Selesai acara, ditemani Kolonel Bambang Widjanarko, Maulwi kembali ke Istana mengantar presiden. Sekira pukul 24.00 dia pulang ke rumahnya di Jalan Birah II, Kebayoran Baru.
Telepon di rumahnya berdering sekitar pukul 05.10, selepas Maulwi sholat Subuh. Dari seberang, ajudan presiden Kombes Sumirat mengabarkan tentang terjadinya penembakan di rumah Waperdam Leimena dan Menko Hankam/KASAB Jenderal Nasution. Maulwi mengeceknya kemudian.

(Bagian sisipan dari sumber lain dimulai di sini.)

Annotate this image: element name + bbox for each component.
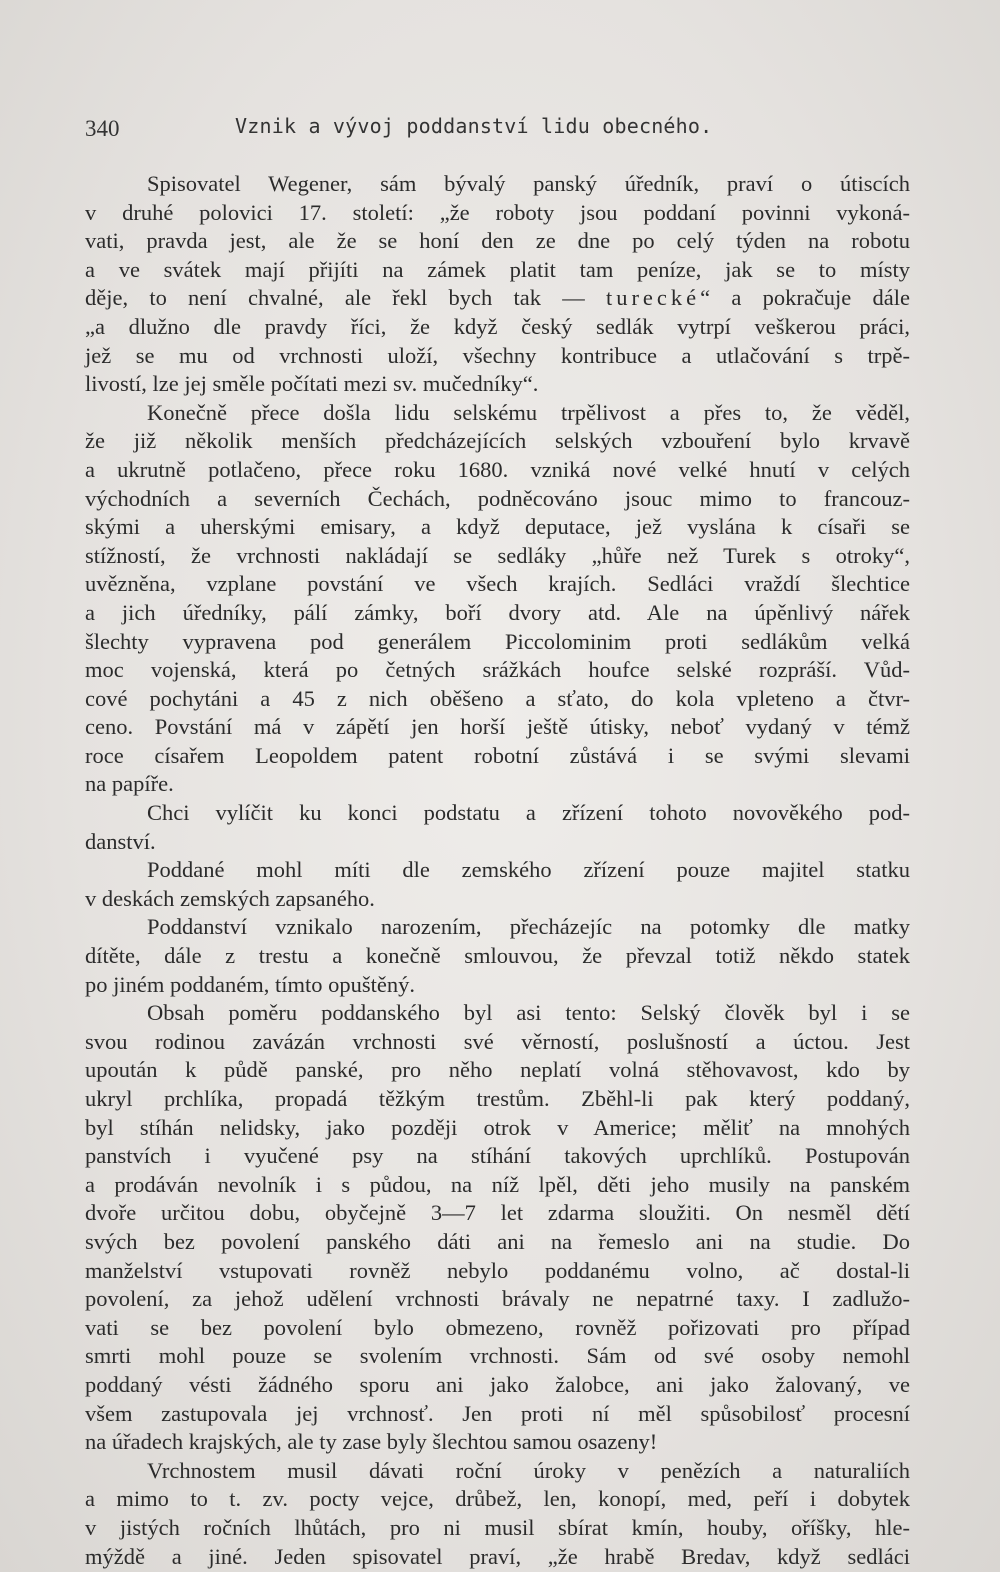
text-line: Poddané mohl míti dle zemského zřízení pouze majitel statku — [147, 857, 910, 883]
emphasized-word: turecké — [605, 285, 701, 311]
text-line: že již několik menších předcházejících selských vzbouření bylo krvavě — [85, 428, 910, 454]
text-line: dítěte, dále z trestu a konečně smlouvou, že převzal totiž někdo statek — [85, 943, 910, 969]
text-line: v druhé polovici 17. století: „že roboty jsou poddaní povinni vykoná- — [85, 199, 910, 225]
text-line: na papíře. — [85, 771, 174, 797]
text-line: ukryl prchlíka, propadá těžkým trestům. Zběhl-li pak který poddaný, — [85, 1086, 910, 1111]
text-line: cové pochytáni a 45 z nich oběšeno a sťato, do kola vpleteno a čtvr- — [85, 685, 910, 711]
text-line: uvězněna, vzplane povstání ve všech krajích. Sedláci vraždí šlechtice — [85, 571, 910, 597]
running-title: Vznik a vývoj poddanství lidu obecného. — [235, 114, 713, 138]
text-line: poddaný vésti žádného sporu ani jako žalobce, ani jako žalovaný, ve — [85, 1371, 910, 1397]
text-line: po jiném poddaném, tímto opuštěný. — [85, 971, 415, 997]
page-number: 340 — [85, 116, 120, 141]
text-segment: “ a pokračuje dále — [700, 285, 910, 311]
text-line: jež se mu od vrchnosti uloží, všechny kontribuce a utlačování s trpě- — [85, 342, 910, 368]
text-line: východních a severních Čechách, podněcováno jsouc mimo to francouz- — [85, 485, 910, 511]
text-line: Vrchnostem musil dávati roční úroky v penězích a naturaliích — [147, 1457, 910, 1483]
text-segment: děje, to není chvalné, ale řekl bych tak — — [85, 285, 606, 311]
text-line: danství. — [85, 828, 156, 854]
text-line: šlechty vypravena pod generálem Piccolominim proti sedlákům velká — [85, 628, 910, 654]
text-line: v jistých ročních lhůtách, pro ni musil sbírat kmín, houby, oříšky, hle- — [85, 1514, 910, 1540]
text-line: roce císařem Leopoldem patent robotní zůstává i se svými slevami — [85, 742, 910, 768]
text-line: a jich úředníky, pálí zámky, boří dvory atd. Ale na úpěnlivý nářek — [85, 599, 910, 625]
text-line: na úřadech krajských, ale ty zase byly šlechtou samou osazeny! — [85, 1429, 658, 1455]
text-line: svých bez povolení panského dáti ani na řemeslo ani na studie. Do — [85, 1228, 910, 1254]
text-line: v deskách zemských zapsaného. — [85, 885, 375, 911]
text-line: a ukrutně potlačeno, přece roku 1680. vzniká nové velké hnutí v celých — [85, 456, 910, 482]
text-line: „a dlužno dle pravdy říci, že když český sedlák vytrpí veškerou práci, — [85, 313, 910, 339]
text-line: vati se bez povolení bylo obmezeno, rovněž pořizovati pro případ — [85, 1314, 910, 1340]
text-line — [85, 284, 910, 313]
text-line: Spisovatel Wegener, sám bývalý panský úředník, praví o útiscích — [147, 171, 910, 196]
text-line: livostí, lze jej směle počítati mezi sv. mučedníky“. — [85, 371, 539, 397]
text-line: a prodáván nevolník i s půdou, na níž lpěl, děti jeho musily na panském — [85, 1171, 910, 1197]
text-line: svou rodinou zavázán vrchnosti své věrností, poslušností a úctou. Jest — [85, 1028, 910, 1054]
text-line: Poddanství vznikalo narozením, přecházejíc na potomky dle matky — [147, 914, 910, 940]
text-line: vati, pravda jest, ale že se honí den ze dne po celý týden na robotu — [85, 228, 910, 254]
text-line: stížností, že vrchnosti nakládají se sedláky „hůře než Turek s otroky“, — [85, 542, 910, 568]
text-line: a mimo to t. zv. pocty vejce, drůbež, len, konopí, med, peří i dobytek — [85, 1486, 910, 1512]
text-line: Chci vylíčit ku konci podstatu a zřízení tohoto novověkého pod- — [147, 800, 910, 826]
text-line: dvoře určitou dobu, obyčejně 3—7 let zdarma sloužiti. On nesměl dětí — [85, 1200, 910, 1226]
body-text — [85, 170, 910, 1571]
text-line: upoután k půdě panské, pro něho neplatí volná stěhovavost, kdo by — [85, 1057, 910, 1083]
text-line: moc vojenská, která po četných srážkách houfce selské rozpráší. Vůd- — [85, 657, 910, 683]
text-line: smrti mohl pouze se svolením vrchnosti. Sám od své osoby nemohl — [85, 1343, 910, 1369]
text-line: skými a uherskými emisary, a když deputace, jež vyslána k císaři se — [85, 514, 910, 540]
page-header — [85, 112, 910, 146]
text-line: Konečně přece došla lidu selskému trpělivost a přes to, že věděl, — [147, 399, 910, 425]
text-line: byl stíhán nelidsky, jako později otrok v Americe; měliť na mnohých — [85, 1114, 910, 1140]
text-line: a ve svátek mají přijíti na zámek platit tam peníze, jak se to místy — [85, 256, 910, 282]
text-line: povolení, za jehož udělení vrchnosti brávaly ne nepatrné taxy. I zadlužo- — [85, 1286, 910, 1312]
text-line: všem zastupovala jej vrchnosť. Jen proti ní měl spůsobilosť procesní — [85, 1400, 910, 1426]
text-line: panstvích i vyučené psy na stíhání takových uprchlíků. Postupován — [85, 1143, 910, 1169]
text-line: Obsah poměru poddanského byl asi tento: Selský člověk byl i se — [147, 1000, 910, 1026]
text-line: mýždě a jiné. Jeden spisovatel praví, „že hrabě Bredav, když sedláci — [85, 1543, 910, 1569]
text-line: manželství vstupovati rovněž nebylo poddanému volno, ač dostal-li — [85, 1257, 910, 1283]
text-line: ceno. Povstání má v zápětí jen horší ještě útisky, neboť vydaný v témž — [85, 714, 910, 740]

Selang setengah jam kemudian, Sumirat kembali menelepon. Rumah Menpangau Laksamana Omar Dhani dan rumah Brigjen DI Panjaitan juga ditembaki, katanya. Namun, kabar itu segera dia ralat bahwa rumah Omar Dhani tak ditembaki, dan di sekitar Istana Merdeka ada banyak pasukan tak dikenal.
Di rumah Maulwi, Kapten Suwarno (Dan Ki I Yon KK) sudah hadir pukul 6 kurang seperempat. “Bapak ada di mana?” tanyanya, yang langsung dijawab Maulwi, “Apakah Bapak tak ada di Istana?”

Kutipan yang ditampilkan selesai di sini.